Ferro grunted. “Sounds like Boyd’s really lost it. Extreme violence, apparently senseless acts such as stealing Ruger’s body, and now blood rituals.”
“I’ll back you up on that,” Weinstock said. “In purely clinical terms I think it’s safe to say that this Boyd character is a total freak-job.”
Sanchez nodded. “That part of it will be up to you to sort out, Doc. For my part, I also took some measurements of footprints and such.”
“The ones in the hall?” Head asked doubtfully.
She shook her head. “No, there was some water on the floor and he walked through it. Clear limp evidenced by the gait and spacing, and a step-scuff pattern that suggests he was partially dragging his right leg.”
“And yet he carried a two-hundred-pound man out of here over his shoulder?” Terry asked skeptically.
“If we hadn’t had that tape, sir,” Sanchez said, “I’d have argued pretty strongly for an accomplice, but the tape is the tape. You should watch it.”

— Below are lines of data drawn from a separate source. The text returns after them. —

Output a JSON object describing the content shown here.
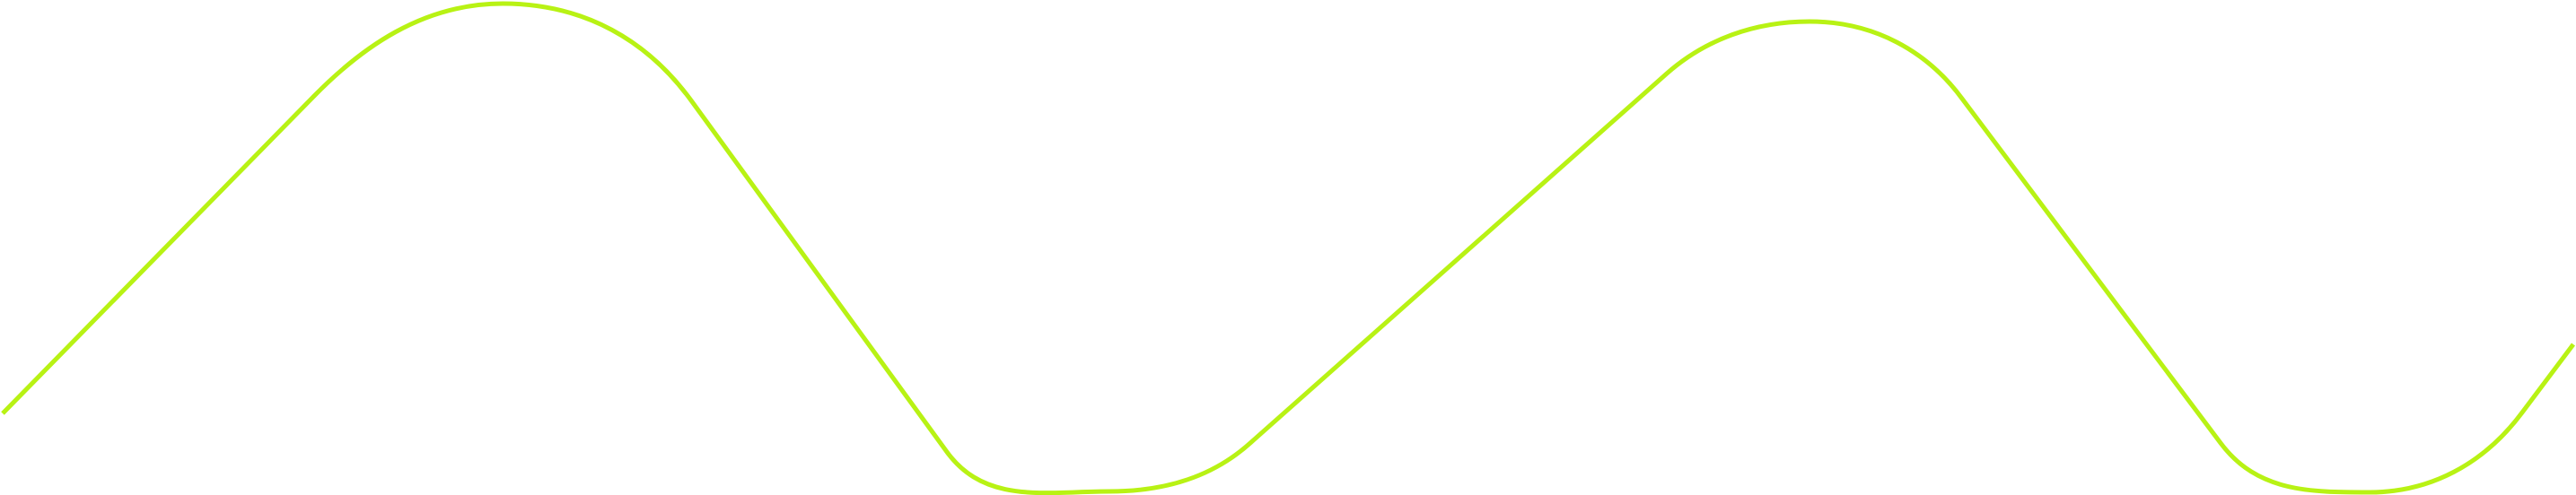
{
  "graphic": {
    "stroke_color": "#b8f214",
    "background_color": "#ffffff"
  }
}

They did, crowding into the small morgue office. Brad Maynard came down with a copy and they played it half a dozen times. On the sixth replay Vince LaMastra joined them, his face still puffy from sleep, his square jaw rimed with yellow fuzz. He watched the tape over Ferro’s shoulder and when Boyd, disheveled and very clearly limping on a twisted right leg, staggered out with Ruger’s body slung over his shoulder, he said, “That’s sick. He looks dead.”

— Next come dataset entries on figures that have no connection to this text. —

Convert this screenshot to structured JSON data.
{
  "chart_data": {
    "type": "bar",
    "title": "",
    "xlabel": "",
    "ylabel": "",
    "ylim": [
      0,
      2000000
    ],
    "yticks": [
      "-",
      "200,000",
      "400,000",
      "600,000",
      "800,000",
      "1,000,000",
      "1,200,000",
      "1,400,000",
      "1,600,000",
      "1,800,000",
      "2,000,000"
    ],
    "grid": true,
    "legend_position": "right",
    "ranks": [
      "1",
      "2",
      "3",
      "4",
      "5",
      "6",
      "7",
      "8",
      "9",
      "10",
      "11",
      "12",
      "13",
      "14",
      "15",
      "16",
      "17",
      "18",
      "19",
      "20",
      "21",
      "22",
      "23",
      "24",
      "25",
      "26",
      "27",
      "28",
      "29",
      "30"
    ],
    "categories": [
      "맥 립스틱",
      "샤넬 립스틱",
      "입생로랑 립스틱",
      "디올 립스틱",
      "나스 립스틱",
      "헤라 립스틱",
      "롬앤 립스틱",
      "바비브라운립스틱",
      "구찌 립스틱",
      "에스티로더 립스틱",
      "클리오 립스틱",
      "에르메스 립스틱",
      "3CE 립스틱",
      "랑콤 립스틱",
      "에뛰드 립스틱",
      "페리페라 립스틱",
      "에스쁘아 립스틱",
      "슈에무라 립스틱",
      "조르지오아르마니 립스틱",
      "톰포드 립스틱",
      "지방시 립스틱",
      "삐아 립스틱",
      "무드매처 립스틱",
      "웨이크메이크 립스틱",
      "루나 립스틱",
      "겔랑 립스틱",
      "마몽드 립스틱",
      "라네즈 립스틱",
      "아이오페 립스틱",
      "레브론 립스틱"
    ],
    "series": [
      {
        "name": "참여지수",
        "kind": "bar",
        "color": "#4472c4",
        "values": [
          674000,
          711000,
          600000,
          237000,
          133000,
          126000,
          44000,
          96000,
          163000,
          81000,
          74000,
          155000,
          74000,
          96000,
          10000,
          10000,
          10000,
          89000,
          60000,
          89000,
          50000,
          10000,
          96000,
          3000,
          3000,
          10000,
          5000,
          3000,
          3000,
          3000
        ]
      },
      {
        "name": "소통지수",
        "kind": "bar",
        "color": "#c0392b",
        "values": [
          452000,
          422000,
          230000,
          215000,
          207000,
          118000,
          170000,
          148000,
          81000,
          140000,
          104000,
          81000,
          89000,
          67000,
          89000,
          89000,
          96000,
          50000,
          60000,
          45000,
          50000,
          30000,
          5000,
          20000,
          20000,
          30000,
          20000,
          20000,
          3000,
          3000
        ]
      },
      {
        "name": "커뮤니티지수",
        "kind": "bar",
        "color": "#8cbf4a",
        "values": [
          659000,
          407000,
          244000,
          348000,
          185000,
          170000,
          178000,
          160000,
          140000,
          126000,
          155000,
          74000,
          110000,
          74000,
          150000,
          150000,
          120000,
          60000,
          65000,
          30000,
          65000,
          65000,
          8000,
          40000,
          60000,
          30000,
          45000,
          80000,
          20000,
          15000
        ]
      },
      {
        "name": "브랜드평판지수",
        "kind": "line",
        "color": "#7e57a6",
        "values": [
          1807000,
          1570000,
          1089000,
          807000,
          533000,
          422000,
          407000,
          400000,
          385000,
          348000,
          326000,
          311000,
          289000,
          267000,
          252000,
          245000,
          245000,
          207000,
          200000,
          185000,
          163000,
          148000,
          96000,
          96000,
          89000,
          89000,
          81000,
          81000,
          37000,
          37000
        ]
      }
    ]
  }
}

“He is dead,” Terry snapped. “That’s why he was in the damn morgue.”
“No,” LaMastra said, reaching out to tap the screen. “Him. Boyd. He looks dead. It’s weird.”

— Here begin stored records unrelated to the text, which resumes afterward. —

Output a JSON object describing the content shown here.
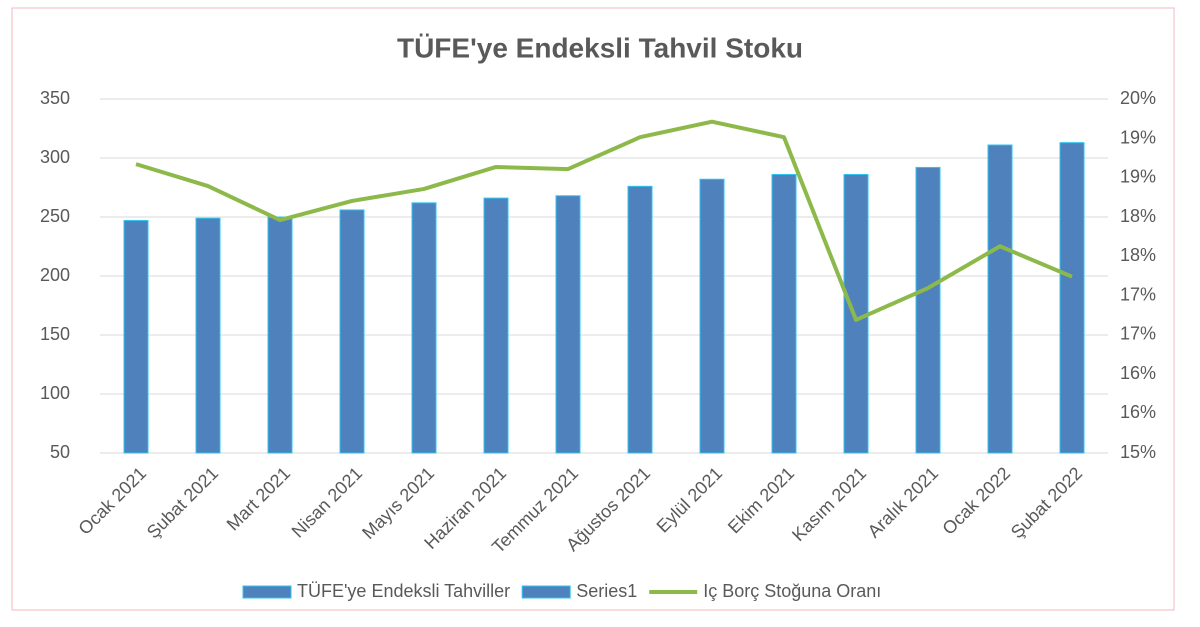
{
  "chart_data": {
    "type": "combo",
    "title": "TÜFE'ye Endeksli Tahvil Stoku",
    "categories": [
      "Ocak 2021",
      "Şubat 2021",
      "Mart 2021",
      "Nisan 2021",
      "Mayıs 2021",
      "Haziran 2021",
      "Temmuz 2021",
      "Ağustos 2021",
      "Eylül 2021",
      "Ekim 2021",
      "Kasım 2021",
      "Aralık 2021",
      "Ocak 2022",
      "Şubat 2022"
    ],
    "series": [
      {
        "name": "TÜFE'ye Endeksli Tahviller",
        "type": "bar",
        "color": "#4f81bd",
        "values": [
          247,
          249,
          250,
          256,
          262,
          266,
          268,
          276,
          282,
          286,
          286,
          292,
          311,
          313
        ]
      },
      {
        "name": "Series1",
        "type": "bar",
        "color": "#4f81bd",
        "values": [
          null,
          null,
          null,
          null,
          null,
          null,
          null,
          null,
          null,
          null,
          null,
          null,
          null,
          null
        ]
      },
      {
        "name": "Iç Borç Stoğuna Oranı",
        "type": "line",
        "axis": "y2",
        "color": "#8db94a",
        "values": [
          19.08,
          18.77,
          18.29,
          18.56,
          18.73,
          19.04,
          19.01,
          19.46,
          19.68,
          19.46,
          16.88,
          17.33,
          17.92,
          17.49
        ]
      }
    ],
    "ylim": [
      50,
      350
    ],
    "yticks": [
      50,
      100,
      150,
      200,
      250,
      300,
      350
    ],
    "y2lim": [
      15,
      20
    ],
    "y2ticks": [
      {
        "value": 15,
        "label": "15%"
      },
      {
        "value": 15.56,
        "label": "16%"
      },
      {
        "value": 16.11,
        "label": "16%"
      },
      {
        "value": 16.67,
        "label": "17%"
      },
      {
        "value": 17.22,
        "label": "17%"
      },
      {
        "value": 17.78,
        "label": "18%"
      },
      {
        "value": 18.33,
        "label": "18%"
      },
      {
        "value": 18.89,
        "label": "19%"
      },
      {
        "value": 19.44,
        "label": "19%"
      },
      {
        "value": 20,
        "label": "20%"
      }
    ],
    "grid": true,
    "legend": "bottom"
  }
}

They watched the tape a seventh time, and Boyd looked dead that time, too. No one said anything for a while. Finally Gus murmured, “I wish to hell he
Later three of them—Ferro, LaMastra, and Gus met in the doctors’ lounge. Terry left for home, and Weinstock was overseeing the post-forensic restoration of his morgue. Gus made a pot of coffee and they settled down with cups, looking over the staff rosters for that evening. “Most of the staff don’t have access to the door keys and security codes,” Gus said. “That leaves the maintenance staff, the security people, a few of the top docs, and the officers eating in the cafeteria—Head and Chremos from Crestville. And Jim Polk, who was here visiting Rhoda Thomas.” He consulted a chart. “Call it twelve people in all who were here at the time of the break-in.”
“Okay, then we need to interview each one,” Ferro said.